Two decades or more before symptoms arise, plaques of a sticky protein called amyloid begin forming in the brains of people later diagnosed with Alzheimer’s disease. Researchers at Washington University School of Medicine in St. Louis have shown that levels of a specific protein in the blood rise as amyloid plaques form in the brain. This protein can be detected in the blood of people who have yet to show signs of forgetfulness or confusion, making it a promising blood test to diagnose Alzheimer’s before symptoms appear.
The findings are published July 28 in the Journal of Experimental Medicine.
“The finding of a unique tau species that is closely linked to changes caused by amyloid plaques will help to identify and predict people who have or will likely develop Alzheimer’s disease,” said senior author Randall J. Bateman, MD, the Charles F. and Joanne Knight Distinguished Professor of Neurology. “This will greatly accelerate research studies, including finding new treatments, as well as improving diagnosis in the clinic with a simple blood test.”
Alzheimer’s disease begins with a silent phase lasting two decades or more during which amyloid plaques slowly collect in the brain without causing obvious cognitive problems. For decades, researchers have been searching for an easy and affordable way to identify people in the so-called preclinical stage so that, once effective drugs are available, they could be treated and, ideally, never develop symptoms at all.
Positron emission tomography (PET) brain scans can identify people with amyloid plaques, but they are too time-consuming and expensive to be widely used for screening or diagnosis. Bateman and colleagues already are working on a blood test for amyloid that has shown promise at distinguishing people with amyloid in their brains from those without. But first author Nicolas Barthélemy, PhD, an instructor in neurology, Bateman and others realized that a different Alzheimer’s protein – tau – also may be useful for identifying which people have amyloid plaques silently gathering in their brains.

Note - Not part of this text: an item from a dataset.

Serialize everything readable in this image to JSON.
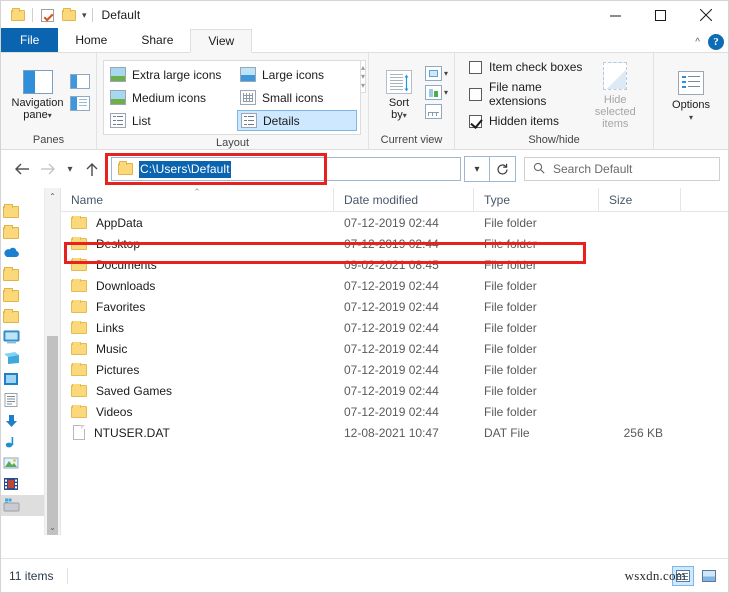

Barthélemy and Bateman previously had discovered that people with amyloid plaques tend to have certain forms of tau in the cerebrospinal fluid that surrounds their brains and spinal cords. Sampling the cerebrospinal fluid requires a spinal tap, which some participants are reluctant to undergo, but proteins in the cerebrospinal fluid can spill over into the blood, which is easier to obtain. If these specific forms of tau could be found in a person’s blood, they reasoned, that might be an indication that the person has the consequences of amyloid plaques in his or her brain.
To evaluate this possibility, the researchers analyzed blood samples and brain scans from 34 people participating in Alzheimer’s research studies at the university’s Charles F. and Joanne Knight Alzheimer’s Disease Research Center. Nineteen of the participants had no amyloid in their brains, five had amyloid but no cognitive symptoms, and 10 had amyloid and cognitive symptoms. The researchers used a technique known as mass spectrometry to identify and measure the different forms of tau in the blood samples. They found that levels of a form of tau known as phosphorylated tau 217 correlated with the presence of amyloid plaques in the brain. People with amyloid in their brains had two to three times more of the protein in their blood than people without amyloid. These high levels were evident even in people with no signs of cognitive decline.
To verify their findings, the researchers repeated the analysis in a separate group of 92 people: 42 with no amyloid, 20 with amyloid but no cognitive symptoms, and 30 with amyloid and symptoms. In this analysis, levels of phosphorylated tau 217 in the blood correlated with the presence of amyloid in the brain with more than 90% accuracy. When the researchers looked only at people with no cognitive symptoms, blood levels of phosphorylated tau 217 distinguished those in the early, asymptomatic stage of Alzheimer’s disease from healthy people with 86% accuracy.
“This is just an exploratory study, but we think phosphorylated tau 217 is a promising target for an early diagnostic test,” Barthélemy said. “There was a large difference between the amyloid-positive and amyloid-negative groups, even amongst people who were cognitively normal. We did have to use a large volume of blood in this study, but we’re working on reducing the volume. Once we improve the way we are preparing and concentrating the sample, we will be a step closer to developing a tau-based blood test that can identify people at risk of developing Alzheimer’s dementia before symptoms arise.”